Buzzing is the story of Julie, a 50-something recent divorcee who is wanting to discover herself and “find meaning”. A one-woman play by Debbie Bird, Julie’s story is told chronologically and discusses her going to erotica parties, exploring vibrators, going on Tinder and the exciting world of casual sex.
Could have benefitted with some more structure to bring us into Julie's world.
It’s not often that you see the sexuality of older women represented in the arts, which was refreshing to see, especially given the context of learning to love yourself. However, I felt that Buzzing missed the mark a little. Although Bird’s performance was good, the story didn’t fully resonate with me and at times felt a little awkward and disjointed. Parts of the story seem to jump around, making it confusing as to what was happening. Despite this, there is a clear narrative and story arc detailing Julie’s journey to empowerment and happiness, which is evident by the end of the show.

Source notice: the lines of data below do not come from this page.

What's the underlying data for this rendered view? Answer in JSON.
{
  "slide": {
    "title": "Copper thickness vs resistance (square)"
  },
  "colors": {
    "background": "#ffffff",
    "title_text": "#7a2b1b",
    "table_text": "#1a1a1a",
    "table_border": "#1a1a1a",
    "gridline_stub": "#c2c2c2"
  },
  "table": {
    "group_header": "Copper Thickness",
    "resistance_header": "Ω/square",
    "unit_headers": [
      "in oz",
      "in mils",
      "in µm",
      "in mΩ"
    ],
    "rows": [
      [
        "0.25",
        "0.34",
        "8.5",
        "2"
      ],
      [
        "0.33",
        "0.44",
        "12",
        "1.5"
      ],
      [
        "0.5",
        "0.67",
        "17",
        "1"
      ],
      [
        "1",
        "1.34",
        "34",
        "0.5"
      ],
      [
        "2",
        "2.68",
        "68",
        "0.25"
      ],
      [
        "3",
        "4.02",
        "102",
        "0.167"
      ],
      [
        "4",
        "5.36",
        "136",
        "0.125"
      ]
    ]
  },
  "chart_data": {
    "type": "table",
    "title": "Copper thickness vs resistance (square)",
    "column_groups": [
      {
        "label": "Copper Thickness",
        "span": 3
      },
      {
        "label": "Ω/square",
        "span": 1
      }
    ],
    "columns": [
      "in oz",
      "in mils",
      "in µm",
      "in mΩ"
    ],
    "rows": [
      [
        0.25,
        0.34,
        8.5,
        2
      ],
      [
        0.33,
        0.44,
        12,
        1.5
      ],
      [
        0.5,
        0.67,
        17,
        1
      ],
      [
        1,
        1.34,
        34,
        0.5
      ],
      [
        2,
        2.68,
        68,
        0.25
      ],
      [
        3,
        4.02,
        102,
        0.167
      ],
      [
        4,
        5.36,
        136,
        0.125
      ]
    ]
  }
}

I did enjoy the display of vibrators and sex toys laid out on the table, which the audience is greeted with as they enter the room. We rarely see such an open display of female sexuality. It’s awkward when Julie picks them up one by one and turns them on tentatively, even engaging with the audience to show one of them how it feels when you hold it against your nose.
Julie goes through a list of men she wants to have sex with, and ticks them off one by one - however, she misses some out and the storytelling feels forced and unrealistic. It seems more like a stream of consciousness than a story, which works sometimes but Buzzing really could have benefitted with some more structure to bring us into Julie's world.
Although Bird is clearly a talented actress, I felt Buzzing could’ve been improved with the addition of some background music or recordings, as well as more structure, to really bring the story to life. Without this it fell a little flat, which is a shame, since it has potential.